About 5-10 percent of women with POI can become pregnant spontaneously. To date, no effective treatment for infertility in women with POF has been studied; The use of eggs as part of in vitro fertilization (IVF) has become quite popular; in addition, child adoption has become popular among women with POF. Some women with POI prefer to live without children. Currently, fertility researchers in New York are studying the use of the mild hormone dehydroepiandrosterone (DHEA) in women with POI to increase the likelihood of spontaneous pregnancy. Published research on DHEA has shown that DHEA may increase the likelihood of spontaneous pregnancy, reduce the likelihood of spontaneous miscarriage, and increase the success rate of IVF in women with POI. Additionally, over the past five years, a Greek research group has successfully introduced the use of dehydroepiandrosterone (DHEA) to treat infertility in women suffering from POI. Most patients sought donor eggs or surrogacy, however, after a few months of using DHEA, some managed to become pregnant through IVF, IUI, VMTPO or natural conception. Many children have been born after treatment with DHEA. Cryopreservation of ovarian tissue can be performed in prepubertal girls who are at risk of premature ovarian failure; The procedure is considered to be as safe as other comparable procedures in children.

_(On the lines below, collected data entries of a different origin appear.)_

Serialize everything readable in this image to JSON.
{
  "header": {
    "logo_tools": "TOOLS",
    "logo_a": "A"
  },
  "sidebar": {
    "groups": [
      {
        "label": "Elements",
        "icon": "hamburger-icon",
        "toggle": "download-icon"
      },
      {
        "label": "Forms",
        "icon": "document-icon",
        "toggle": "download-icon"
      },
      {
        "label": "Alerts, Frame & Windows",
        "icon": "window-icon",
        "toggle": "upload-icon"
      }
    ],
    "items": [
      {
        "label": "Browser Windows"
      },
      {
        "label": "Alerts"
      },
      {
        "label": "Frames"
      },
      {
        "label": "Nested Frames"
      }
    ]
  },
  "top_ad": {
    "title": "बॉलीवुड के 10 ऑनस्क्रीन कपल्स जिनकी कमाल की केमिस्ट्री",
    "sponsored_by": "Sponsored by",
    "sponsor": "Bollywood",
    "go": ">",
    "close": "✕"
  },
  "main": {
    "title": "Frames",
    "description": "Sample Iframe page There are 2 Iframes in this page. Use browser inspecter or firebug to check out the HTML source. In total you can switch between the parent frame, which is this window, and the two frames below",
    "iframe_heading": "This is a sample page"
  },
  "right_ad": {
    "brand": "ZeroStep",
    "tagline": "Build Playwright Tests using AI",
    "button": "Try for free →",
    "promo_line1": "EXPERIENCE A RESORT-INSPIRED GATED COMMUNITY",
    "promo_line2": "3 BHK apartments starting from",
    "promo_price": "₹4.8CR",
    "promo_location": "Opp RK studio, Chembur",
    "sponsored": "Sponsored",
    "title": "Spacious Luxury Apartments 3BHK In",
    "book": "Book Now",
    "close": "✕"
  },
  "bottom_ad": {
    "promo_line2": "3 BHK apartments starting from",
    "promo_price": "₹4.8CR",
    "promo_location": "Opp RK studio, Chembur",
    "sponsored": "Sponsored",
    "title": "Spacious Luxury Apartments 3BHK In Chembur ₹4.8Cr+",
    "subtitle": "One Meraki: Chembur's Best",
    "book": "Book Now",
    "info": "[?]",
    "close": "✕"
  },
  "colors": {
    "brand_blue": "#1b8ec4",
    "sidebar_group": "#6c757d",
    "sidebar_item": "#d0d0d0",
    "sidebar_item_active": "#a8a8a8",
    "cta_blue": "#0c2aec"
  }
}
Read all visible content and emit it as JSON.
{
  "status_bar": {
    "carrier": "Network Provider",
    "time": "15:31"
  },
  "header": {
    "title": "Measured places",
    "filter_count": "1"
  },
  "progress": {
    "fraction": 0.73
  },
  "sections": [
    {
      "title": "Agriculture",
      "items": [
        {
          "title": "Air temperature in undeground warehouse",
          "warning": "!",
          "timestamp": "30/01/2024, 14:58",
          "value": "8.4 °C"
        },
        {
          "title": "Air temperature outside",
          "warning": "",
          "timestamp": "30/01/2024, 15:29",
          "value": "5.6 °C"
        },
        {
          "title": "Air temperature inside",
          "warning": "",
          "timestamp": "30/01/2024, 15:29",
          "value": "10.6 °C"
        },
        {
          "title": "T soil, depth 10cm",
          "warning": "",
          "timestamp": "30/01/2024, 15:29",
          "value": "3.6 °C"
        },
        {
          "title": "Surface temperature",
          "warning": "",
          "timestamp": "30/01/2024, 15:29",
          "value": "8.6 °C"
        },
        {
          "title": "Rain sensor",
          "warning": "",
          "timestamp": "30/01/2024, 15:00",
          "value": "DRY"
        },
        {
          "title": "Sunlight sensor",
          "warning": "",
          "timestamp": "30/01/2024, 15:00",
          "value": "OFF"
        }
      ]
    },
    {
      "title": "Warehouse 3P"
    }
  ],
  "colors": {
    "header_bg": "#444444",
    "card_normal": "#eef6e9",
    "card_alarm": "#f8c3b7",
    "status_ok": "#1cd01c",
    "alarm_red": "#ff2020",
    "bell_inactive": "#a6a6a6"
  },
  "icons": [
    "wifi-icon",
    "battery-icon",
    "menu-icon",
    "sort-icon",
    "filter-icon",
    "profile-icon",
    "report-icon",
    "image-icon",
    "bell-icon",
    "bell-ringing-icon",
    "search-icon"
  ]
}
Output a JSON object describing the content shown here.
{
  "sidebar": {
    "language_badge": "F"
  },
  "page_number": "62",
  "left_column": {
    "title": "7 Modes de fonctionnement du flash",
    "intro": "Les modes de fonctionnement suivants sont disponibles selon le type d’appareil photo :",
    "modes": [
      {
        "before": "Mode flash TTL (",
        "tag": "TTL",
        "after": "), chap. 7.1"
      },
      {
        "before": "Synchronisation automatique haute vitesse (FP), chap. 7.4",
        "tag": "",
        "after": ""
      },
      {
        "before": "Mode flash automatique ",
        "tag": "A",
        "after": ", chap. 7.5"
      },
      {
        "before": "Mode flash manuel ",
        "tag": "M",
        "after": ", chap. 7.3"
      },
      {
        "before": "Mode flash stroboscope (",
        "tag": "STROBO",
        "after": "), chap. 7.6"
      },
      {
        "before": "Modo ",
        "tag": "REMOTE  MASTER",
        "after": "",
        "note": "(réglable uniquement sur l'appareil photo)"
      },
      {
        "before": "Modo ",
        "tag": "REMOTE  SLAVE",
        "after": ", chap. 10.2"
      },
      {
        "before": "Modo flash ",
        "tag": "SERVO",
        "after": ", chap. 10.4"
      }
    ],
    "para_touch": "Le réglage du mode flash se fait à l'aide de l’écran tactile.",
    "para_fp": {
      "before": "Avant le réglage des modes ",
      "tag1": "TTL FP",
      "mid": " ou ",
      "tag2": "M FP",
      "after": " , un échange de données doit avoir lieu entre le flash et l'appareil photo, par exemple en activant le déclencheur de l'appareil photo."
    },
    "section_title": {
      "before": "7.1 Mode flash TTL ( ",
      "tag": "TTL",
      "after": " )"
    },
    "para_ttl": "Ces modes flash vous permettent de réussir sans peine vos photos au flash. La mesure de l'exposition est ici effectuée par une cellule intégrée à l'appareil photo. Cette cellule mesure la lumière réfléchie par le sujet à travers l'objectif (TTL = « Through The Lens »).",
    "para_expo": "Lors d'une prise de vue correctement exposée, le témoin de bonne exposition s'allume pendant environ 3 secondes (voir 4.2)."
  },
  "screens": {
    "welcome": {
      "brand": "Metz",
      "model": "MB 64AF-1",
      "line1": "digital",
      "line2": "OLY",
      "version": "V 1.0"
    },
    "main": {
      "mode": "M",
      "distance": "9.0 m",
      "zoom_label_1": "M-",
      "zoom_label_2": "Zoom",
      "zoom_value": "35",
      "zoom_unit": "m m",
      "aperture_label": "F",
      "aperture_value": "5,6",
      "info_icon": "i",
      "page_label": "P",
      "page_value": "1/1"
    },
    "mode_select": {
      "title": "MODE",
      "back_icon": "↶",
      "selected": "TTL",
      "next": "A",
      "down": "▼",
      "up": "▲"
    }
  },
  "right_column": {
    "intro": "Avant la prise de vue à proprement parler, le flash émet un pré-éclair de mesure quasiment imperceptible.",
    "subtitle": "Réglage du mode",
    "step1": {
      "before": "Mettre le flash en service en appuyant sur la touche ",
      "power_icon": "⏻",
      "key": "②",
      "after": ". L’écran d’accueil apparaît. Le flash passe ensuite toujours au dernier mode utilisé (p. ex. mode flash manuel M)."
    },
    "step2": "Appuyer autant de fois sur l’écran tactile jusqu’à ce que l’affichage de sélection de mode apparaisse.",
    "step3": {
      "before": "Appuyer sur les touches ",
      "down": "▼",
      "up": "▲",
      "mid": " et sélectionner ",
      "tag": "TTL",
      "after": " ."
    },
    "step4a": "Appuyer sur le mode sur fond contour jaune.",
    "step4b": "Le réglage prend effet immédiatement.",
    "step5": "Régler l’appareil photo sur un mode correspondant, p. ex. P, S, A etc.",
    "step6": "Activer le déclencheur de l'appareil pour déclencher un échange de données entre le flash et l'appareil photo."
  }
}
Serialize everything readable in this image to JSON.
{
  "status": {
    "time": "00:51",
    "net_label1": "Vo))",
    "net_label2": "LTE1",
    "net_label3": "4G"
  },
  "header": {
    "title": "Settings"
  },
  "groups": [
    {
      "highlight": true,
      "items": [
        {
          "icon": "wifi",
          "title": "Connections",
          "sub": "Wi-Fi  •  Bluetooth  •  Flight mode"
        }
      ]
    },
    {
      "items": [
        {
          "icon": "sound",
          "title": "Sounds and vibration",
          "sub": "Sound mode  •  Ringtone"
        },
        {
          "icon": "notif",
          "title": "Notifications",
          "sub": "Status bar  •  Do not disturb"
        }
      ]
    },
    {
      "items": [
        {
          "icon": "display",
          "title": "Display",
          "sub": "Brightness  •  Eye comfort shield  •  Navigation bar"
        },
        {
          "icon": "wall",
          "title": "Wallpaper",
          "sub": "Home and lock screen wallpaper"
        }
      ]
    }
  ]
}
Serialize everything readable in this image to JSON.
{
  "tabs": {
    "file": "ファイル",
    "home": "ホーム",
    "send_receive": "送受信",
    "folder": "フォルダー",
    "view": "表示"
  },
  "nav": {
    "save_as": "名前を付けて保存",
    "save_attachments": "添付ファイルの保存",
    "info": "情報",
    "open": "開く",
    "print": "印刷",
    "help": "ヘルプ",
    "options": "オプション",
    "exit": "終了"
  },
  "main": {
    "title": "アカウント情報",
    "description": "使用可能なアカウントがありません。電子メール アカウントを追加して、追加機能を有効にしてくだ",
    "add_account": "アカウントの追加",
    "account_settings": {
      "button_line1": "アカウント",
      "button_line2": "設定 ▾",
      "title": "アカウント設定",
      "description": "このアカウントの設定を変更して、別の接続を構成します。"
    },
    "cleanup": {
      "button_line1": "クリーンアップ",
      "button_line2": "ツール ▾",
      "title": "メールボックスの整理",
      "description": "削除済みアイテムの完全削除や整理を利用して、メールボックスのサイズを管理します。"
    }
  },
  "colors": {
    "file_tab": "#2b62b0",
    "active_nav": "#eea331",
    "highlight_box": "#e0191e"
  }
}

Hormone replacement therapy

It is important to initiate hormone replacement therapy after diagnosis of POI, as untreated patients are at high risk of bone loss due to increased osteoclast activity, leading to osteopenia and osteoporosis. In addition, most patients develop symptoms of estrogen deficiency, including vasomotor hot flashes and vaginal dryness, which are effectively treated with estrogen therapy. There are several contraindications to estrogen use, including smoking after age 35, uncontrolled hypertension, uncontrolled diabetes mellitus, or a history of thromboembolism. If the patient's family members have a history of thromboembolism, hormone replacement therapy should be initiated with caution. A transdermal estradiol patch (usually 100 mcg) is recommended for use. It provides replacement through sustained delivery rather than through single dosages of daily pill use. This also avoids the first pass effect in the liver.